I'm 29. There are XXX days left until my 30th birthday. A few months ago, I realized I still have many of the same goals I've had since I was 11 or 12. I also realized that I could finally accomplish them, and to keep from feeling like an utter failure, I've decided to try in earnest this year. Time's almost up.

My big goal is to finally, finally reach my goal weight. In my mind's eye, I'm a runner. Fit, sexy, athletic. Like me, but a little sweatier and minus the fat rolls. That's goal No. 1 -- to lose about 30-35 pounds. Goal No. 2 is to get out of debt. I'm $257 from paying Uncle Sam his due this year. I've got around another $7,000 in consumer (read: credit card) debt to go. I wanted to have my debt paid off by July 2010, but in order to prepare myself for my next step, I'm going to have to aim for paying it down by half in that time. My next step is goal No. 3: getting into Ph.D. school.

Oh, and I'd like to have a boyfriend I could talk to, a partner to experience life with, but after two years of dating disappointments, that really is on the backburner.

I'm perpetually trying to get my life together.

So here's where I begin. I've enrolled in Transform 09, a contest through Women's Health magazine in which participants spend 12 weeks (the last 12 weeks of the year) getting themselves together with a prescribed workout plan and some eating guidelines. I've posted half-naked pictures of myself on the contest Web site. Here's hoping it works.

I'm also working on my school applications. I'm applying to seven universities: Syracuse, UPenn, UMaryland- College Park, UNC-Chapel Hill, LSU, UTexas-Austin and USC (So Cal). I just bombed the GRE two days ago. As soon as I finish writing this post, I'm going to sign up to take it again.

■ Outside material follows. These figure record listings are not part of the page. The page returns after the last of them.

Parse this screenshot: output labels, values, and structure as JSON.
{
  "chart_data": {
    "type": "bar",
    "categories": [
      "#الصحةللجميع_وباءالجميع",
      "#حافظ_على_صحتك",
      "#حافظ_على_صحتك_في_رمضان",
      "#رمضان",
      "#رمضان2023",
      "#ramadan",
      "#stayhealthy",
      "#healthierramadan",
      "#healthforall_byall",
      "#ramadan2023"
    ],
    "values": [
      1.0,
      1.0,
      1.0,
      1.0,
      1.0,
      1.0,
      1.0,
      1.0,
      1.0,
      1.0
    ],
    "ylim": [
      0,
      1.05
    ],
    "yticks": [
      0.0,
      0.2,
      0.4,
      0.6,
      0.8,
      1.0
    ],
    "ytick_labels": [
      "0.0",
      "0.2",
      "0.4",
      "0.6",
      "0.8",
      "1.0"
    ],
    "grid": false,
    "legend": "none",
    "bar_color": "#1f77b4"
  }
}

I have no money this week, ergo, I'm doing my best not to spend any money.

Hmm...nothing else to report. Not really, anyway. Today is a day for me, a day I do nothing that I don't want to do, and I do nothing that other people ask me to. Sometimes these days are necessary for me to accomplish those longstanding tasks that will continue to stand and make me feel like a failure because I continually put them off. You would not believe how much consernation results out of telling people you don't/won't have time to deal with them or their stuff for a single weekend.

But I did it. And I'm glad. It gave me time to start this blog. Lace 'em up readers, it's time to start walking forward.